Thomas Henry Huxley: Zitate auf Englisch

“Scientific men get an awkward habit — no, I won't call it that, for it is a valuable habit — of believing nothing unless there is evidence for it; and they have a way of looking upon belief which is not based upon evidence, not only as illogical, but as immoral.”

Thomas Henry Huxley. "Lectures on Evolution Title: This is Essay# 3 from" Science and Hebrew Tradition." (1882); as cited in: William Trufant Foster, (1908) Argumentation and debating, p. 55
1880s

“Try to learn something about everything and everything about something.”

A favourite comment, inscribed on his memorial at Ealing, quoted in Nature Vol. XLVI (30 October 1902), p. 658
1890s

“Abram, Abraham became
By will divine
Let pickled Brian's name
Be changed to Brine!”

Poem in letter Joseph Dalton Hooker (4 December 1894) in response to hearing that Hooker's son had fallen into a salt vat. Huxley papers at Imperial College London HP 2.454
1890s

“I do not advocate burning your ship to get rid of the cockroaches.”

Said in reference to those who wished to abolish all religious teaching, rather than freeing state education from Church controls, in Critiques and Addresses (1873) p. 90
1870s

“The man-like Apes… have certain characters of structure and of distribution in common.”
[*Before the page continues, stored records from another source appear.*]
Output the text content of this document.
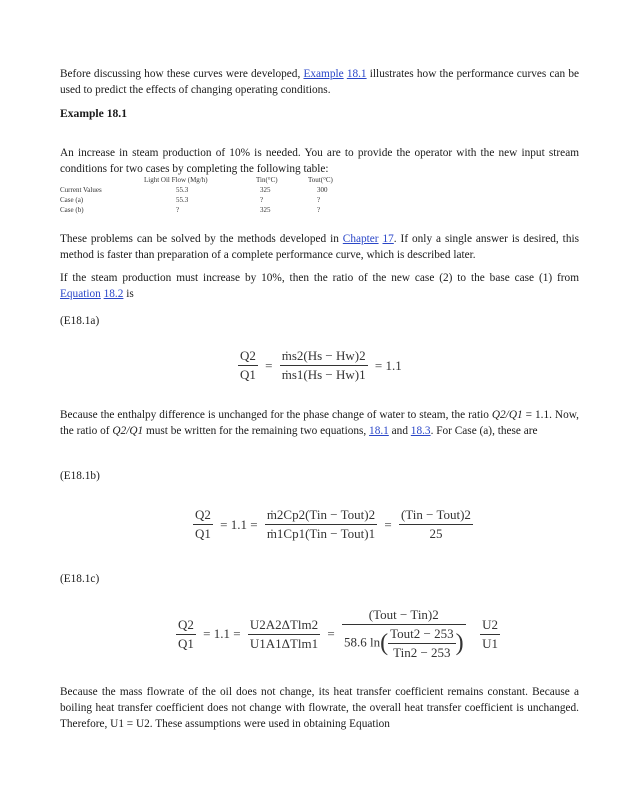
Before discussing how these curves were developed, Example 18.1 illustrates how the performance curves can be used to predict the effects of changing operating conditions.

Example 18.1

An increase in steam production of 10% is needed. You are to provide the operator with the new input stream conditions for two cases by completing the following table:

Light Oil Flow (Mg/h)	Tin(°C)	Tout(°C)
Current Values	55.3	325	300
Case (a)	55.3	?	?
Case (b)	?	325	?

These problems can be solved by the methods developed in Chapter 17. If only a single answer is desired, this method is faster than preparation of a complete performance curve, which is described later.

If the steam production must increase by 10%, then the ratio of the new case (2) to the base case (1) from Equation 18.2 is

(E18.1a)

$\frac{Q2}{Q1} = \frac{\text{ṁs2(Hs − Hw)2}}{\text{ṁs1(Hs − Hw)1}} = 1.1$

Because the enthalpy difference is unchanged for the phase change of water to steam, the ratio Q2/Q1 = 1.1. Now, the ratio of Q2/Q1 must be written for the remaining two equations, 18.1 and 18.3. For Case (a), these are

(E18.1b)

$\frac{Q2}{Q1} = 1.1 = \frac{\text{ṁ2Cp2(Tin − Tout)2}}{\text{ṁ1Cp1(Tin − Tout)1}} = \frac{\text{(Tin − Tout)2}}{25}$

(E18.1c)

$\frac{Q2}{Q1} = 1.1 = \frac{\text{U2A2ΔTlm2}}{\text{U1A1ΔTlm1}} = \frac{\text{(Tout − Tin)2}}{58.6 \ln( \frac{\text{Tout2 − 253}}{\text{Tin2 − 253}} )}$
$\frac{U2}{U1}$

Because the mass flowrate of the oil does not change, its heat transfer coefficient remains constant. Because a boiling heat transfer coefficient does not change with flowrate, the overall heat transfer coefficient is unchanged. Therefore, U1 = U2. These assumptions were used in obtaining Equation
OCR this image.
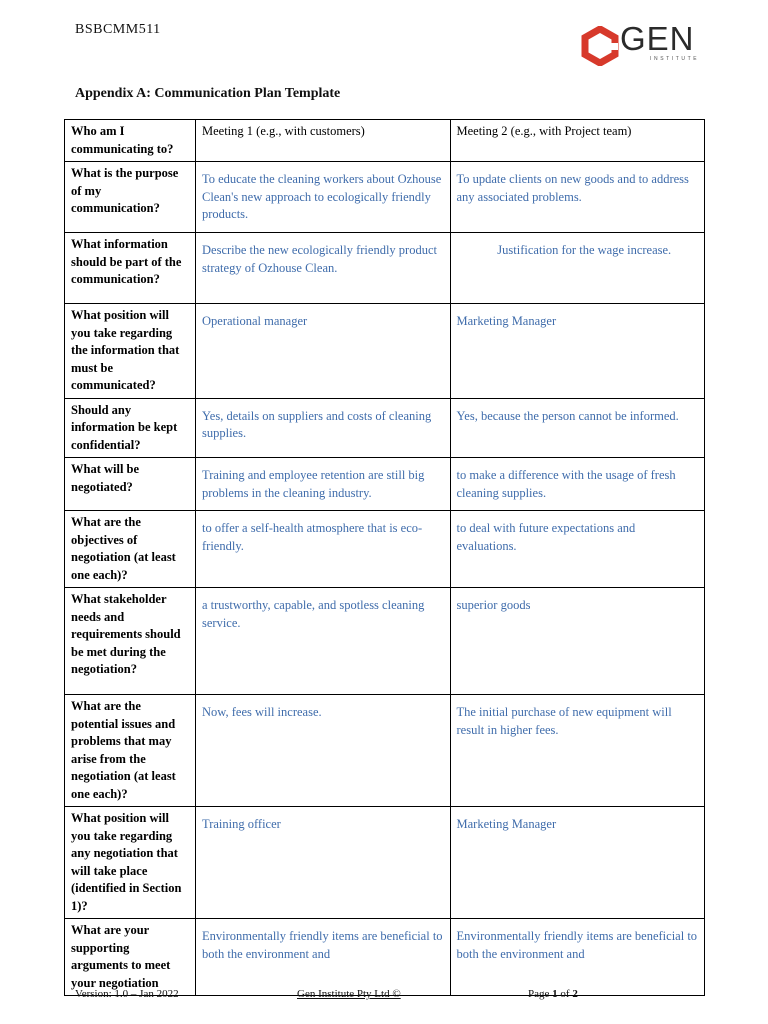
BSBCMM511	GEN
INSTITUTE
Appendix A: Communication Plan Template
Who am I communicating to?	Meeting 1 (e.g., with customers)	Meeting 2 (e.g., with Project team)
What is the purpose of my communication?	To educate the cleaning workers about Ozhouse Clean's new approach to ecologically friendly products.	To update clients on new goods and to address any associated problems.
What information should be part of the communication?	Describe the new ecologically friendly product strategy of Ozhouse Clean.	Justification for the wage increase.
What position will you take regarding the information that must be communicated?	Operational manager	Marketing Manager
Should any information be kept confidential?	Yes, details on suppliers and costs of cleaning supplies.	Yes, because the person cannot be informed.
What will be negotiated?	Training and employee retention are still big problems in the cleaning industry.	to make a difference with the usage of fresh cleaning supplies.
What are the objectives of negotiation (at least one each)?	to offer a self-health atmosphere that is eco-friendly.	to deal with future expectations and evaluations.
What stakeholder needs and requirements should be met during the negotiation?	a trustworthy, capable, and spotless cleaning service.	superior goods
What are the potential issues and problems that may arise from the negotiation (at least one each)?	Now, fees will increase.	The initial purchase of new equipment will result in higher fees.
What position will you take regarding any negotiation that will take place (identified in Section 1)?	Training officer	Marketing Manager
What are your supporting arguments to meet your negotiation	Environmentally friendly items are beneficial to both the environment and	Environmentally friendly items are beneficial to both the environment and
Version: 1.0 – Jan 2022	Gen Institute Pty Ltd ©	Page 1 of 2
Quelle: 1860s, Evidence as to Man's Place in Nature (1863), Ch.1, p. 34

“Since Lord Brougham assailed Dr Young, the world has seen no such specimen of the insolence of a shallow pretender to a Master in Science as this remarkable production, in which one of the most exact of observers, most cautious of reasoners, and most candid of expositors, of this or any other age, is held up to scorn as a "flighty" person, who endeavours "to prop up his utterly rotten fabric of guess and speculation," and whose "mode of dealing with nature" is reprobated as "utterly dishonourable to Natural Science."
And all this high and mighty talk, which would have been indecent in one of Mr. Darwin's equals, proceeds from a writer whose want of intelligence, or of conscience, or of both, is so great, that, by way of an objection to Mr. Darwin's views, he can ask, "Is it credible that all favourable varieties of turnips are tending to become men?"; who is so ignorant of paleontology, that he can talk of the "flowers and fruits" of the plants of the Carboniferous epoch; of comparative anatomy, that he can gravely affirm the poison apparatus of the venomous snakes to be "entirely separate from the ordinary laws of animal life, and peculiar to themselves"…
Nor does the reviewer fail to flavour this outpouring of preposterous incapacity with a little stimulation of the odium theologicum. Some inkling of the history of the conflicts between Astronomy, Geology, and Theology, leads him to keep a retreat open by the proviso that he cannot "consent to test the truth of Natural Science by the word of Revelation;" but, for all that, he devotes pages to the exposition of his conviction that Mr. Darwin's theory "contradicts the revealed relation of the creation to its Creator," and is "inconsistent with the fulness of his glory."”

If I confine my retrospect of the reception of the 'Origin of Species' to a twelvemonth, or thereabouts, from the time of its publication, I do not recollect anything quite so foolish and unmannerly as the Quarterly Review article...
Huxley's commentary on the Samuel Wilberforce review of the Origin of Species in the Quarterly Review.